Throughout his works Philip Larkin shows the ‘emptiness that lies under all we do.’ The way we travel through life riding a wave of superficialities, too caught up in the moment to see what is really going on. Larkin aims to alleviate the blindness created by our deep involvement, attempting to draw the reader out to see the big picture. In Ambulances he acknowledges death as a device powerful enough to allow people to see beyond themselves and the things surrounding them. The thought of their impending demise, “so permanent blank and true” allows them to ‘get it whole’ and see the truth, the sheer vastness of death pales to insignificance the things that worry about in everyday life. But this realization is a curse, as once you see it whole, see life for what it is, it ‘dulls to distance all we are.’
Things that used to matter loose their importance. It is this that Larkin struggles with throughout his works. It can be seen within Larkin as he strives to fill the gap left by his separation from life and society. Ambulances is really a chronicle of a realization, not a work that stands up by itself but rather supporting evidence created to reside with the messages generated in his other works.

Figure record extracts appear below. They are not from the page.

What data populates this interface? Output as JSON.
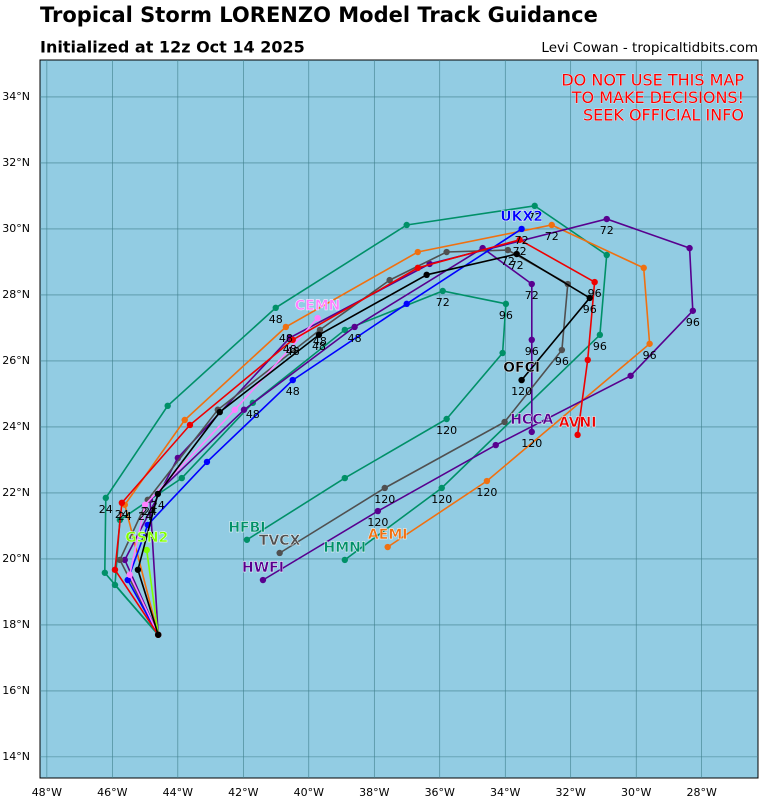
{
  "chart_data": {
    "type": "track",
    "title": "Tropical Storm LORENZO Model Track Guidance",
    "subtitle": "Initialized at 12z Oct 14 2025",
    "credit": "Levi Cowan - tropicaltidbits.com",
    "warning": [
      "DO NOT USE THIS MAP",
      "TO MAKE DECISIONS!",
      "SEEK OFFICIAL INFO"
    ],
    "background": "#92cce3",
    "grid": true,
    "xlim": [
      -48.21,
      -26.28
    ],
    "ylim": [
      13.36,
      35.12
    ],
    "xticks": [
      {
        "value": -48,
        "label": "48°W"
      },
      {
        "value": -46,
        "label": "46°W"
      },
      {
        "value": -44,
        "label": "44°W"
      },
      {
        "value": -42,
        "label": "42°W"
      },
      {
        "value": -40,
        "label": "40°W"
      },
      {
        "value": -38,
        "label": "38°W"
      },
      {
        "value": -36,
        "label": "36°W"
      },
      {
        "value": -34,
        "label": "34°W"
      },
      {
        "value": -32,
        "label": "32°W"
      },
      {
        "value": -30,
        "label": "30°W"
      },
      {
        "value": -28,
        "label": "28°W"
      }
    ],
    "yticks": [
      {
        "value": 14,
        "label": "14°N"
      },
      {
        "value": 16,
        "label": "16°N"
      },
      {
        "value": 18,
        "label": "18°N"
      },
      {
        "value": 20,
        "label": "20°N"
      },
      {
        "value": 22,
        "label": "22°N"
      },
      {
        "value": 24,
        "label": "24°N"
      },
      {
        "value": 26,
        "label": "26°N"
      },
      {
        "value": 28,
        "label": "28°N"
      },
      {
        "value": 30,
        "label": "30°N"
      },
      {
        "value": 32,
        "label": "32°N"
      },
      {
        "value": 34,
        "label": "34°N"
      }
    ],
    "series": [
      {
        "name": "HMNI",
        "color": "#009068",
        "x": [
          -44.6,
          -46.23,
          -46.2,
          -44.31,
          -41.01,
          -37.01,
          -33.1,
          -30.9,
          -31.11,
          -35.94,
          -38.9
        ],
        "y": [
          17.7,
          19.58,
          21.85,
          24.64,
          27.61,
          30.12,
          30.7,
          29.21,
          26.79,
          22.15,
          19.97
        ],
        "point_labels": [
          null,
          null,
          24,
          null,
          48,
          null,
          72,
          null,
          96,
          120,
          null
        ]
      },
      {
        "name": "HFBI",
        "color": "#009068",
        "x": [
          -44.6,
          -45.92,
          -45.77,
          -43.88,
          -41.71,
          -38.9,
          -35.91,
          -33.98,
          -34.08,
          -35.79,
          -38.9,
          -41.89
        ],
        "y": [
          17.7,
          19.21,
          21.18,
          22.45,
          24.73,
          26.94,
          28.12,
          27.73,
          26.24,
          24.24,
          22.45,
          20.58
        ],
        "point_labels": [
          null,
          null,
          null,
          null,
          48,
          null,
          72,
          96,
          null,
          120,
          null,
          null
        ]
      },
      {
        "name": "AEMI",
        "color": "#f07010",
        "x": [
          -44.6,
          -45.62,
          -43.79,
          -40.7,
          -36.67,
          -32.58,
          -29.77,
          -29.59,
          -34.56,
          -37.59
        ],
        "y": [
          17.7,
          21.64,
          24.21,
          27.03,
          29.3,
          30.12,
          28.82,
          26.52,
          22.36,
          20.36
        ],
        "point_labels": [
          null,
          24,
          null,
          48,
          null,
          72,
          null,
          96,
          120,
          null
        ]
      },
      {
        "name": "HWFI",
        "color": "#58008f",
        "x": [
          -44.6,
          -45.62,
          -44.0,
          -40.58,
          -36.31,
          -30.9,
          -28.37,
          -28.27,
          -30.17,
          -34.29,
          -37.89,
          -41.4
        ],
        "y": [
          17.7,
          19.97,
          23.06,
          26.7,
          28.94,
          30.3,
          29.42,
          27.52,
          25.55,
          23.45,
          21.45,
          19.36
        ],
        "point_labels": [
          null,
          null,
          null,
          48,
          null,
          72,
          null,
          96,
          null,
          null,
          120,
          null
        ]
      },
      {
        "name": "HCCA",
        "color": "#58008f",
        "x": [
          -44.6,
          -44.85,
          -41.98,
          -38.6,
          -34.69,
          -33.19,
          -33.19,
          -33.19
        ],
        "y": [
          17.7,
          21.79,
          24.52,
          27.03,
          29.42,
          28.33,
          26.64,
          23.85
        ],
        "point_labels": [
          null,
          24,
          null,
          48,
          null,
          72,
          96,
          120
        ]
      },
      {
        "name": "TVCX",
        "color": "#505050",
        "x": [
          -44.6,
          -45.77,
          -44.92,
          -42.78,
          -39.66,
          -37.53,
          -35.79,
          -33.92,
          -32.09,
          -32.27,
          -34.02,
          -37.68,
          -40.89
        ],
        "y": [
          17.7,
          19.97,
          21.79,
          24.52,
          26.94,
          28.45,
          29.3,
          29.36,
          28.33,
          26.33,
          24.15,
          22.15,
          20.18
        ],
        "point_labels": [
          null,
          null,
          24,
          null,
          48,
          null,
          null,
          72,
          null,
          96,
          null,
          120,
          null
        ]
      },
      {
        "name": "UKX2",
        "color": "#0000ff",
        "x": [
          -44.6,
          -45.53,
          -44.92,
          -43.11,
          -40.49,
          -37.01,
          -33.5
        ],
        "y": [
          17.7,
          19.36,
          21.03,
          22.94,
          25.42,
          27.73,
          30.0
        ],
        "point_labels": [
          null,
          null,
          24,
          null,
          48,
          null,
          72
        ]
      },
      {
        "name": "CEMN",
        "color": "#ff80ff",
        "x": [
          -44.6,
          -45.47,
          -45.0,
          -42.26,
          -39.73
        ],
        "y": [
          17.7,
          19.52,
          21.64,
          24.52,
          27.3
        ],
        "point_labels": [
          null,
          null,
          24,
          null,
          null
        ]
      },
      {
        "name": "GSN2",
        "color": "#80ff00",
        "x": [
          -44.6,
          -44.95
        ],
        "y": [
          17.7,
          20.27
        ],
        "point_labels": [
          null,
          null
        ]
      },
      {
        "name": "AVNI",
        "color": "#ee0000",
        "x": [
          -44.6,
          -45.92,
          -45.71,
          -43.63,
          -40.49,
          -36.67,
          -33.56,
          -31.27,
          -31.48,
          -31.79
        ],
        "y": [
          17.7,
          19.67,
          21.7,
          24.06,
          26.64,
          28.82,
          29.67,
          28.39,
          26.03,
          23.76
        ],
        "point_labels": [
          null,
          null,
          24,
          null,
          48,
          null,
          72,
          96,
          null,
          null
        ]
      },
      {
        "name": "OFCI",
        "color": "#000000",
        "x": [
          -44.6,
          -45.22,
          -44.61,
          -42.72,
          -39.69,
          -36.4,
          -33.65,
          -31.42,
          -33.5
        ],
        "y": [
          17.7,
          19.67,
          21.97,
          24.45,
          26.79,
          28.61,
          29.24,
          27.91,
          25.42
        ],
        "point_labels": [
          null,
          null,
          24,
          null,
          48,
          null,
          72,
          96,
          120
        ]
      }
    ]
  }
}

Though it does evoke a reaction within the reader, as they begin to realize the truth they whisper “poor soul … at their own distress.”
It is this use of inarguable truths that makes Larkin’s work so powerful. He creates a situation where the reader is forced towards a realization by making them see something within themselves. He does not propose a fully formed interpretation, as that would be just as ‘reprehensibly perfect’ as the closed interpretation presented by the society that he hates. Instead he alludes to an understanding without stating explicitly what it is. This means that the interpretation is dependent on the reader and it is because of this that Larkin’s works relate to so many people. He bases his works on the things that make us essentially human.
The ambulance itself is no more than an object, representative of death, this interpretation could be seen to show Larkin’s pessimistic outlook on life as an ambulance could also be said to represent hope, life, rather than death. However, his reasoning is undeniable, there is a grim fascination with ambulances that can only be described through a fear of death. The knowingness that someone, at the moment of seeing an ambulance pass, is facing their own mortality. Larkin takes this and applies it to all people, ‘all streets in time are visited,’ by doing this he makes the reader see their own mortality, the fragility of their life and in doing so allows them to see the farcical nature of the life they have been living.